Four years on from its implementation, amendments are about to be made to Hong Kong’s Companies Ordinance aimed at reducing compliance costs for companies, in particular small and medium-sized enterprises, and clarifying various procedural and technical requirements in the law. The amendments expand the scope of companies eligible for simplified accounting and align the legislation with the latest accounting standards. The revisions also clarify the policy intent behind certain provisions in the law where experience over the past four years has revealed ambiguities and inconsistencies. Most of the amendments will come into effect on 1 February 2019.

The Companies Registry has set up a thematic section on its website which provides a detailed explanation of the amendments. The changes provide welcome clarifications on the Companies Ordinance and ease the administrative burden in some areas which will aid compliance. 

Highlights of the key amendments

Set out below is a summary of the key changes to be introduced:

  • The scope of companies that will be able to take advantage of simplified accounting under the reporting exemption will be expanded to cover two additional types of corporate groups. These groups comprise mixed groups and groups with non-Hong Kong subsidiaries, where both the holding company and all of the subsidiaries meet the relevant size criteria. In addition, as an administrative change, where a group of eligible private companies wishes to adopt simplified reporting, only a resolution of the members of the holding company will be required rather than approval of each group company as currently.

  • Accounting-related provisions will be amended to update the law in line with current accounting standards and remove existing inconsistencies. For instance, the definitions of holding company and parent undertaking are being conformed and a definition of “control” is being adopted for the purposes of determining whether an entity is a subsidiary of a parent undertaking.

  • A clarification is being made to confirm that court-free horizontal amalgamation extends to subsidiaries of a holding company which is incorporated outside Hong Kong provided that the merging companies are Hong Kong companies. This is an important clarification to ensure the amalgamation procedures can be used by groups where the parent company is not incorporated in Hong Kong.

  • Where a variation of class rights is approved by all members of the class, the amendments provide that such a variation will take effect immediately or on the date specified in the resolution. This resolves a glitch in the current Companies Ordinance which provides that the variation can only take effect after a shareholder objection period has expired (which is not relevant to variations by unanimous approval).
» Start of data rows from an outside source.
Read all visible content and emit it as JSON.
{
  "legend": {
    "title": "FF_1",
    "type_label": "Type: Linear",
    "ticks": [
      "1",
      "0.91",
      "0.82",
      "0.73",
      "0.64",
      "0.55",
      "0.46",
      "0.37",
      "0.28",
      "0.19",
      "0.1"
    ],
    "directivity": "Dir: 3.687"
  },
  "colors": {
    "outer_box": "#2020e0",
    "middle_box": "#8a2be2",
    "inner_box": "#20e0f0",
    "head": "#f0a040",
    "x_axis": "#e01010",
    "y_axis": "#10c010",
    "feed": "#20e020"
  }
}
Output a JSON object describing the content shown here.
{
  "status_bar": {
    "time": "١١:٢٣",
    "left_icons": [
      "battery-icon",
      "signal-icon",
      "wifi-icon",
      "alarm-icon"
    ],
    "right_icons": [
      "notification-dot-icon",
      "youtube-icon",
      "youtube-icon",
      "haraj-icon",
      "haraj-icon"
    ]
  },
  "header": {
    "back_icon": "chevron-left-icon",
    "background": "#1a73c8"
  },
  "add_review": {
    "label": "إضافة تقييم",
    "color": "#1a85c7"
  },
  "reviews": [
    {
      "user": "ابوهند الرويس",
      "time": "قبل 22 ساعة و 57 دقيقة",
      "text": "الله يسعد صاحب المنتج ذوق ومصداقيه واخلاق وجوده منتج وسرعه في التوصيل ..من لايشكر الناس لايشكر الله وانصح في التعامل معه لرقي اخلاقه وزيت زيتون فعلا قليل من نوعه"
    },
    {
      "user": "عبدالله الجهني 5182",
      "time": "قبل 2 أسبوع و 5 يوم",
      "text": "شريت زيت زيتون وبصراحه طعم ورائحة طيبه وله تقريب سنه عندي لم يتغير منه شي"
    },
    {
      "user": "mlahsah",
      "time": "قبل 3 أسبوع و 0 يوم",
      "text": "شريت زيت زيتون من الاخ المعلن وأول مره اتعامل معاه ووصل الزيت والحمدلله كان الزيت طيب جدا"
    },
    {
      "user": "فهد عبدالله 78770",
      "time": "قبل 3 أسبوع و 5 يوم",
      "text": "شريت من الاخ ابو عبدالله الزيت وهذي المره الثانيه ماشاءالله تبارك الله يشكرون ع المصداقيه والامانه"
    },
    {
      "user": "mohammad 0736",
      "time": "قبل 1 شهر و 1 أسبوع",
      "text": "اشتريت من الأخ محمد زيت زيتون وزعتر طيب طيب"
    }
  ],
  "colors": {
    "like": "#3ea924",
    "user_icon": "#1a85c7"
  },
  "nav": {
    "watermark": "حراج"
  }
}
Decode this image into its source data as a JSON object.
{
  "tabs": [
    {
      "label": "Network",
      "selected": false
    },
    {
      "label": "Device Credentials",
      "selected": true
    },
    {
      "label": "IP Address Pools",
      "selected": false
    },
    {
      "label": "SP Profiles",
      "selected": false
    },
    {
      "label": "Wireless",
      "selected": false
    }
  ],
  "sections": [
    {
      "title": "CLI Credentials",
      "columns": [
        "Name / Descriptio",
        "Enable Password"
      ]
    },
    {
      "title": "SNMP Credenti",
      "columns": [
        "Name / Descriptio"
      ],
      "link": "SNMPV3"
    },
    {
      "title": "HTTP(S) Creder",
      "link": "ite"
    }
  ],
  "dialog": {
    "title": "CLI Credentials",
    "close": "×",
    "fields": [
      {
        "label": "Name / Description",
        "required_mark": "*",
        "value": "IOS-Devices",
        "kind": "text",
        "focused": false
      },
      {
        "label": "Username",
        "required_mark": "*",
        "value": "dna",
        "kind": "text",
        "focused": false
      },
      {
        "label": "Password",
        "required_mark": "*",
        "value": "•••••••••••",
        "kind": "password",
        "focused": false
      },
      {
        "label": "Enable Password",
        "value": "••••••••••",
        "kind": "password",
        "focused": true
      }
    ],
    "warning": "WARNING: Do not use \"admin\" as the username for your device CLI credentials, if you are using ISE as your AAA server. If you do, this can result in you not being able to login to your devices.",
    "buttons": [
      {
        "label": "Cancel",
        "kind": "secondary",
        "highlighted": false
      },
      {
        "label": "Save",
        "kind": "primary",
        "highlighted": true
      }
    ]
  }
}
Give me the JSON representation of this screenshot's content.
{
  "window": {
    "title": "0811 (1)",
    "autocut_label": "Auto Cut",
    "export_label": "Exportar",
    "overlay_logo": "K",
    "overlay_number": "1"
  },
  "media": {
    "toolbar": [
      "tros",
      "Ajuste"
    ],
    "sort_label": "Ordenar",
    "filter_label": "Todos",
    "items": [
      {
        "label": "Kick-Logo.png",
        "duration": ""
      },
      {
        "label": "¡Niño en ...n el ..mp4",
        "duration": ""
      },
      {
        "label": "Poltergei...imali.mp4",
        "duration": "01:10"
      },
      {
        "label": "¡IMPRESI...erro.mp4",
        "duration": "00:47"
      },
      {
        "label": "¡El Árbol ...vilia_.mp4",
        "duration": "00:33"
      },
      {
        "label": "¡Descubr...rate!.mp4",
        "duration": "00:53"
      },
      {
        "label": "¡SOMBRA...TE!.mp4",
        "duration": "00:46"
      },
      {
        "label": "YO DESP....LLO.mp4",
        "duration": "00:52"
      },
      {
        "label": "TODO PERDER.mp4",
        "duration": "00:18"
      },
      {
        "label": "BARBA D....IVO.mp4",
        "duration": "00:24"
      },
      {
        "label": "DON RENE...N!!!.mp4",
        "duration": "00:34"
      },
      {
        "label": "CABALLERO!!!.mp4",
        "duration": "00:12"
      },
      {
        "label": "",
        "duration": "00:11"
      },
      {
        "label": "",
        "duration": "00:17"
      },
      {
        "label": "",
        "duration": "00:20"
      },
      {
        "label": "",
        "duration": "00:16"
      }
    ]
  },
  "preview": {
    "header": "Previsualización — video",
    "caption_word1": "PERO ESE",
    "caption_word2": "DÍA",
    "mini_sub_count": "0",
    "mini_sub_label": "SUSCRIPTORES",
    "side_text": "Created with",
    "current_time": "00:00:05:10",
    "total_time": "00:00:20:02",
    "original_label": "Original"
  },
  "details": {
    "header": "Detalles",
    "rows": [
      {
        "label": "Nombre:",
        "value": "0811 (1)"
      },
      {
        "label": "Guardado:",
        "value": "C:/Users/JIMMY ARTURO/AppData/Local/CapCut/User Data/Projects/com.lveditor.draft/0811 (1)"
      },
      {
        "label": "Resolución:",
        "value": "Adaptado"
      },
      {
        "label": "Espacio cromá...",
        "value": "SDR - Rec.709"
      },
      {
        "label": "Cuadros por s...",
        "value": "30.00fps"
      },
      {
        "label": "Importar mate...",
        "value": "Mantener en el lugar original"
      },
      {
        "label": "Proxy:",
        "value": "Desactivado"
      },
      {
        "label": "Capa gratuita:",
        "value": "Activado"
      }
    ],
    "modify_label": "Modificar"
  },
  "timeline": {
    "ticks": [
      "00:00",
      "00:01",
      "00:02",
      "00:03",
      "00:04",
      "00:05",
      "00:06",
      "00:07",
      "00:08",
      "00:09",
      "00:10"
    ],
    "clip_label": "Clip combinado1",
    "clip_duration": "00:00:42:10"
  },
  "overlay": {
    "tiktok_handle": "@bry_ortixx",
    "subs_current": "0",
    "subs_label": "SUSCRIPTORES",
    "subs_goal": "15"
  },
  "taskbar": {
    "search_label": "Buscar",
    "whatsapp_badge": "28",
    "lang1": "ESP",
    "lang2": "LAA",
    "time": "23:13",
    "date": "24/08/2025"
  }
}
  • The regime for displaying the name and disclosing the liability status of companies will be extended to non-Hong Kong companies to align the obligations with those for local companies. These changes will only be implemented at a later date. The regime for companies registered with both an English and Chinese name is also clarified requiring both names to be stated in the articles, but the company seal and display name can show the name in only one language.

  • The penalty for making a misleading, false or deceptive statement to an auditor in respect of revised financial statements is to be aligned with the penalty relevant to the original financial statements.

  • There are also a number of minor streamlining and clarification amendments including (among others):

    • stating expressly that a company’s articles can be in electronic form;

    • where a company changes its name, it will be exempt from the general registration requirements for altering its articles given the separate registration regime on a change of name;

    • clarifying that the statement of capital should be completed to reflect the position immediately after the relevant change in share capital necessitating the filing. Further, there is no need to give any particulars of class rights in a statement of capital unless a company’s share capital is divided into different class rights;

    • clarifying that the change of registered office notification (or change in principal place of business for a non-Hong Kong company) will suffice and a separate filing is not needed to record a corresponding change in the place where copies of instruments creating charges are kept;

    • permitting a holding company to disclose on its website or as a list available for public inspection at its registered office details of the directors of its subsidiary undertaking as an alternative to including the information in its directors’ report;

    • providing an option for a holding company which is also a wholly owned subsidiary to prepare consolidated financial statements; and

    • clarifying record-keeping and administrative requirements relating to records of directors’ resolutions and general meetings.

Implementation timetable

The amendments will mostly come into effect on 1 February 2019. Two amendments, which relate to the disclosure requirements on the name and liability status for non-Hong Kong companies and the related offences for breaches, will be implemented at a later date.